Common issues which are easy for a careful and prudent Director of a business to identify and take responsibility for putting right:
- Check that a competent person has carried out a fire risk assessment which reflects the current state and use of the premises and in particular any high-risk sources of ignition and flammable materials. Pallet storage is a typical example – the number of pallets stored may increase over time, but the fire risk assessment may not be reviewed to consider whether their location and flammability have an impact on fire risk on the premises. Also, consider if your risk assessment been reviewed in light of any work changes to deal with COVID risk controls. For example, do you still have trained firefighters and fire marshals on-site if you are working with reduced numbers or altered shift patterns? Do reduced numbers impact safeguards for anyone with mobility issues? Do any additional Perspex barriers (for COVID control) alter the risk of spread of fire, or toxicity of any fire which could have an impact on rescuers/firefighters?
- Blocked escape routes and fire exits. People put boxes, tools and equipment down, often intending the position to be temporary – but then forget to remove them and the obstruction often then accumulates. Exercise zero tolerance. Be alert to these issues and get obstructions removed. If you have added barriers to control pedestrian traffic flow or manage COVID infection, do they impact escape routes? Do you have regular inspections to ensure routes are kept clear?
- Make sure fire doors are not propped open and are kept closed unless they have regularly tested magnetic releases that operate in the event of fire detection equipment being triggered.

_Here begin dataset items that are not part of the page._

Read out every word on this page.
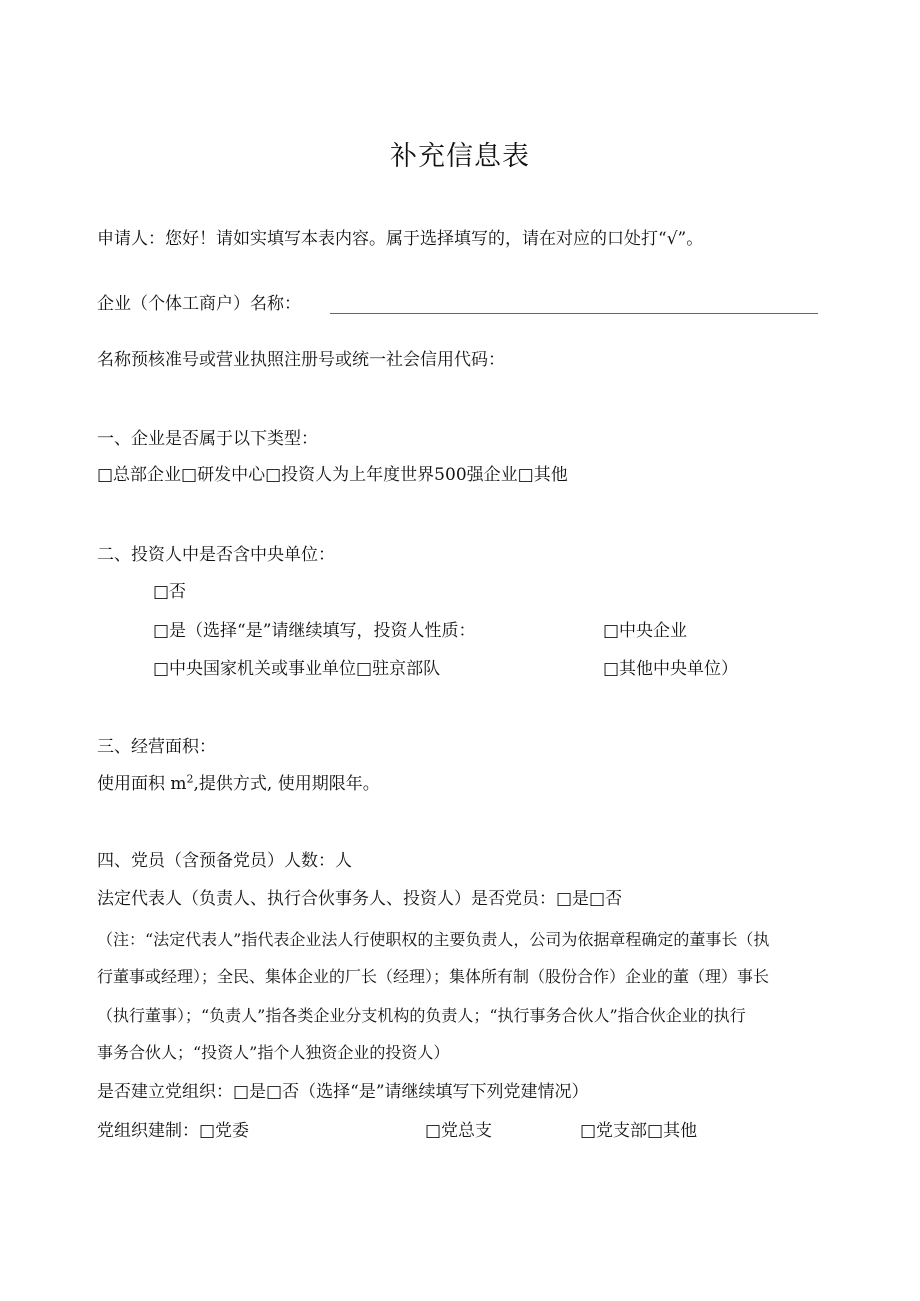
补充信息表
申请人：您好！请如实填写本表内容。属于选择填写的，请在对应的口处打“√”。
企业（个体工商户）名称：
名称预核准号或营业执照注册号或统一社会信用代码：
一、企业是否属于以下类型：
□总部企业□研发中心□投资人为上年度世界500强企业□其他
二、投资人中是否含中央单位：
□否
□是（选择“是”请继续填写，投资人性质：	□中央企业
□中央国家机关或事业单位□驻京部队	□其他中央单位）
三、经营面积：
使用面积 $m^2$,提供方式, 使用期限年。
四、党员（含预备党员）人数：人
法定代表人（负责人、执行合伙事务人、投资人）是否党员：□是□否
（注：“法定代表人”指代表企业法人行使职权的主要负责人，公司为依据章程确定的董事长（执
行董事或经理）；全民、集体企业的厂长（经理）；集体所有制（股份合作）企业的董（理）事长
（执行董事）；“负责人”指各类企业分支机构的负责人；“执行事务合伙人”指合伙企业的执行
事务合伙人；“投资人”指个人独资企业的投资人）
是否建立党组织：□是□否（选择“是”请继续填写下列党建情况）
党组织建制：□党委	□党总支	□党支部□其他
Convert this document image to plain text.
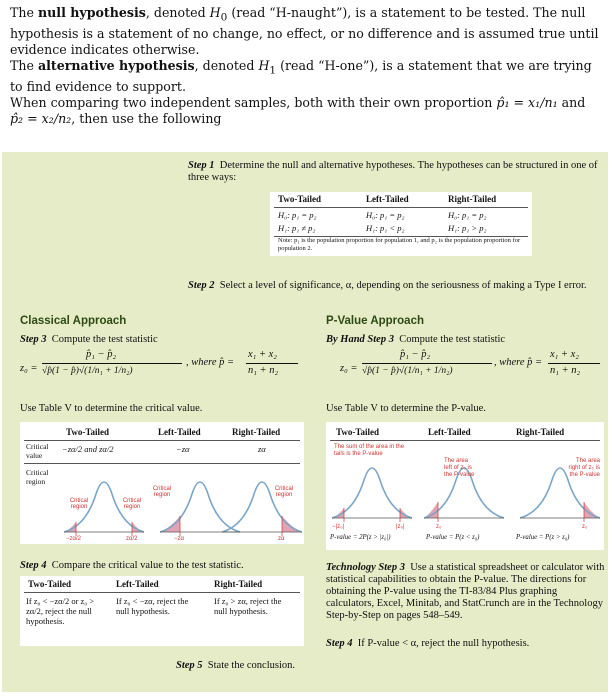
The null hypothesis, denoted $H_0$ (read “H-naught”), is a statement to be tested. The null hypothesis is a statement of no change, no effect, or no difference and is assumed true until evidence indicates otherwise.

The alternative hypothesis, denoted $H_1$ (read “H-one”), is a statement that we are trying to find evidence to support.

When comparing two independent samples, both with their own proportion p̂₁ = x₁/n₁ and p̂₂ = x₂/n₂, then use the following

Step 1 Determine the null and alternative hypotheses. The hypotheses can be structured in one of three ways:
Two-Tailed	Left-Tailed	Right-Tailed
H₀: p₁ = p₂	H₀: p₁ = p₂	H₀: p₁ = p₂
H₁: p₁ ≠ p₂	H₁: p₁ < p₂	H₁: p₁ > p₂
Note: p₁ is the population proportion for population 1, and p₂ is the population proportion for population 2.
Step 2 Select a level of significance, α, depending on the seriousness of making a Type I error.
Classical Approach
Step 3 Compute the test statistic
z₀ =
p̂₁ − p̂₂
√p̂(1 − p̂)√(1/n₁ + 1/n₂)
, where p̂ =
x₁ + x₂
n₁ + n₂
Use Table V to determine the critical value.
Two-Tailed	Left-Tailed	Right-Tailed
Critical value
−zα/2 and zα/2	−zα	zα
Critical region
Critical region
Critical region
Critical region
Critical region
−zα/2	zα/2	−zα	zα
Step 4 Compare the critical value to the test statistic.
Two-Tailed	Left-Tailed	Right-Tailed
If z₀ < −zα/2 or z₀ > zα/2, reject the null hypothesis.
If z₀ < −zα, reject the null hypothesis.
If z₀ > zα, reject the null hypothesis.
P-Value Approach
By Hand Step 3 Compute the test statistic
z₀ =
p̂₁ − p̂₂
√p̂(1 − p̂)√(1/n₁ + 1/n₂)
, where p̂ =
x₁ + x₂
n₁ + n₂
Use Table V to determine the P-value.
Two-Tailed	Left-Tailed	Right-Tailed
The sum of the area in the tails is the P-value
The area left of z₀ is the P-value
The area right of z₀ is the P-value
−|z₀|	|z₀|	z₀	z₀
P-value = 2P(z > |z₀|)	P-value = P(z < z₀)	P-value = P(z > z₀)
Technology Step 3 Use a statistical spreadsheet or calculator with statistical capabilities to obtain the P-value. The directions for obtaining the P-value using the TI-83/84 Plus graphing calculators, Excel, Minitab, and StatCrunch are in the Technology Step-by-Step on pages 548–549.
Step 4 If P-value < α, reject the null hypothesis.
Step 5 State the conclusion.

- Periodically check fire exits can be opened from the inside and don’t ignore faulty emergency lighting.
- Make sure fire extinguishers are checked on at least an annual basis by a competent body, which can check for any damage or signs of pressure loss. As they should only be used in an emergency it is vital that they are going to work.
- Can you remember the last fire drill? Check the records and ensure one hasn’t been missed, perhaps as a result of COVID lockdowns. There should be at least one each year.
Whilst this briefing identifies your current key obligations, fire risks were of course thrown under a spotlight with the Grenfell Tower disaster in June 2017. As a consequence of this scrutiny, the Fire Safety Bill is currently on its way through Parliament which will make amendments to the FSO, particularly to ensure that building owners and managers of high rise and multi-occupied residential buildings have clear obligations in relation to matters such as lift inspections, review of evacuation plans, ensuring clear and simple fire safety instructions are given to residents and that flat entrance doors comply with current standards (regardless of property age where the external walls have unsafe cladding).
Additionally, the Building Safety Bill was published in July 2020 which, among other things will establish a new Building Safety Regulator (which will be part of the HSE), sets out a new regulatory regime for the design and construction phase of higher risk buildings and deals with occupied higher risk buildings, establishing an “accountable person” role responsible for appointing a “Building Safety Manager” and specific new duties for each. Higher risk buildings are likely to be those that are 18m above ground level (this may reduce to 11m), are over 6 storeys high and have 2 or more dwellings, 2 or more residential rooms, or include student accommodation.
In addition to being alert within your business to the fire risks and duties to manage those risks, do keep an eye on this draft legislation as it is finalised and bought into effect in case it has an impact on your obligations.